On April 4, 1975, the United States initiated Operation Babylift to evacuate thousands of Vietnamese orphans out of Saigon. But the very first flight, carrying 243 orphans, malfunctioned, forcing the pilot to crash-land the plane into a rice paddy. A third of the children burned to death, while many others were critically injured.

When the Pentagon announced that it would be more than a week before the children could be rescued, Bob Macauley, a paper broker from Connecticut, decided that was unacceptable. He immediately cut a check to charter a Boeing 747 to rescue the survivors, taking out a mortgage on his home to do so. The rescue was successful, and within 48 hours, the children were in California. A few years later, Americares was born.

A mother and baby receive care at the Tamboril Municipal Hospital in the Dominican Republic. The hospital is a long-time recipient of Americares aid, most recently benefitting from renovations in the laboratory and on-site pharmacy, as well as mental health and psychosocial support training for staff. Photo by Jeff Kennel/Americares.
Photo credit: Jeff Kennel/Americares

Since its founding 40 years ago, Americares has stepped into crises to fill the gaps, primarily health-related ones.
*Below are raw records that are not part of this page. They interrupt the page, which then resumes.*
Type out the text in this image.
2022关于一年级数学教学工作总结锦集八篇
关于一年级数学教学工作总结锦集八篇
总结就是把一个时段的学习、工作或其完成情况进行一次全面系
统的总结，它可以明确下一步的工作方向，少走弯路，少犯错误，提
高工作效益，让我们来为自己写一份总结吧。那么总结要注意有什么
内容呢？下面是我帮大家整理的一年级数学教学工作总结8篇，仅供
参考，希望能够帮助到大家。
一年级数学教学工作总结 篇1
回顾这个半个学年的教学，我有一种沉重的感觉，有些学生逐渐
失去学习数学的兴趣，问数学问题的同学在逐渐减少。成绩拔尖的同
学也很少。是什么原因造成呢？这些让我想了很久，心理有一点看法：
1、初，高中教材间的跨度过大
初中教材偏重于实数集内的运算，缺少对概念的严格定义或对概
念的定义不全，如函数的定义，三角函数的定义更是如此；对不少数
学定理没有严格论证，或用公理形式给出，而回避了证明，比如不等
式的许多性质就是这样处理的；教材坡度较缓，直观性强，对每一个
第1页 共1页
And to do so, they’ve built a broad network of more than 4,000 local health centers around the world that just last year reached an estimated two million people. That investment in local health centers, physicians and nurses is what sets Americares apart from other health-focused organizations, says Rachel Granger, vice-president of international programs and partnerships for Americares.

“Our global network allows us to reach a lot of people on an ongoing basis, and, in some instances, allows us to make a quicker entry into emergencies than if we didn’t already have an established network,” says Granger.

Sometimes emergencies bring Americares to countries where they already have partnerships; sometimes not. But according to Granger, their network almost always expands after an emergency.

At the heart of the organization’s work is its Access to Medicine program. This began in 1981 when Pope John Paul II, having heard of Macauley’s successful rescue mission in Vietnam, asked Americares to help airlift medical supplies to the Pope’s native Poland, which was under martial law at the time. The initial goal of $50,000 worth of supplies ended up being more than $3.2 million worth.

Today, Americares continues to support its global partners with the distribution of medicines and medical supplies donated from pharmaceutical and medical supply companies. Last year, Granger says Americares delivered the equivalent of almost 10 million prescriptions to its various partners around the world, as well as 16 million units of medical supplies.